- Location: 47°05′50″N 17°54′04″E﻿ / ﻿47.09716°N 17.90102°E Veszprém, Hungary
- Date: 11 September 1980; 45 years ago
- Target: Random people
- Attack type: Mass shooting, spree shooting, murder–suicide
- Weapons: Assault rifle Grenades
- Deaths: 3 (including the perpetrator)
- Injured: 10
- Perpetrator: 23-year-old soldier

= 1980 Veszprém attack =

Spree shooting in Veszprém, Hungary

On 11 September 1980, a gunman opened fire at multiple locations in Veszprém, Hungary. A 23-year-old soldier, armed with a rifle and several grenades, attacked random people. Two people and the perpetrator were killed, and ten others were wounded. Blikk called the attack "one of the most brutal crimes under the Kádár government".

==Attack==
On 10 September 1980, the shooter, aged 23, deserted from his barracks, armed with an assault rifle, 270 rounds of ammunition, and 10 hand grenades. The following day, he opened fire near the Bishop's Palace, shooting and throwing hand grenades at workers renovating the building. He then traveled towards Patak Square, shooting random people and killing one.

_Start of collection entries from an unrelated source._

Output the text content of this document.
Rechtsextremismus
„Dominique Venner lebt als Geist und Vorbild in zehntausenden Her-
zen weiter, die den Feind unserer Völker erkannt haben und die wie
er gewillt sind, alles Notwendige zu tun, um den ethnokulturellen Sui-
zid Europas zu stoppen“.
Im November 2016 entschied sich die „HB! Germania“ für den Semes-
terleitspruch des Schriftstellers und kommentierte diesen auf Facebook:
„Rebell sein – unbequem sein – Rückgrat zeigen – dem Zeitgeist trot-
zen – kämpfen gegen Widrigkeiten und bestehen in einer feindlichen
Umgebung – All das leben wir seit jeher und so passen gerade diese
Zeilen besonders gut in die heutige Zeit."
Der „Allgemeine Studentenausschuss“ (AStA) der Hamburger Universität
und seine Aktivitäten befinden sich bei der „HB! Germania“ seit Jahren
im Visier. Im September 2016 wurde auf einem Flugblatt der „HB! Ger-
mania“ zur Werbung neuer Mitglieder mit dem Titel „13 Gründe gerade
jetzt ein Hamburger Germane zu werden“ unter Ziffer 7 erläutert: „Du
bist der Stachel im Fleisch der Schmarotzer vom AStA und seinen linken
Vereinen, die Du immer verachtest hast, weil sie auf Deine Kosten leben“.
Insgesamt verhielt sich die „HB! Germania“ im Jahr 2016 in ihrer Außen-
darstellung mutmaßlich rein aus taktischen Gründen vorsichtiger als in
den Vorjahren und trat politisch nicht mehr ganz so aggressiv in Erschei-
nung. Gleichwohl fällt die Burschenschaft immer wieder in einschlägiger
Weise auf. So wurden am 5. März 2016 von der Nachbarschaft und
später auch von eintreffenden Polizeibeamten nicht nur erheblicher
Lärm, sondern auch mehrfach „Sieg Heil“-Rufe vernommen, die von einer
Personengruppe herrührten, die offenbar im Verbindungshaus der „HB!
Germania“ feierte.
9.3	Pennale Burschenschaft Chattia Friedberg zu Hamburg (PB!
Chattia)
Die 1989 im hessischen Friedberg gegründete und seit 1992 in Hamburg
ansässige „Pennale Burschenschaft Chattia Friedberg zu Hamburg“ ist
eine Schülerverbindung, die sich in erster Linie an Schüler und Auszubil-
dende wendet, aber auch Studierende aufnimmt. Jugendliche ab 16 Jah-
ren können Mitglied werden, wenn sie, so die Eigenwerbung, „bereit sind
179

When he reached Jókai street, the gunman shot at people and also threw a hand grenade at a car. He then killed himself. More than 90 shots were fired, and four grenades were detonated.

==Aftermath==
News of the crime was suppressed by the Communist government. In 2020, forty years after the shooting, RTL released a two-part documentary covering the attack.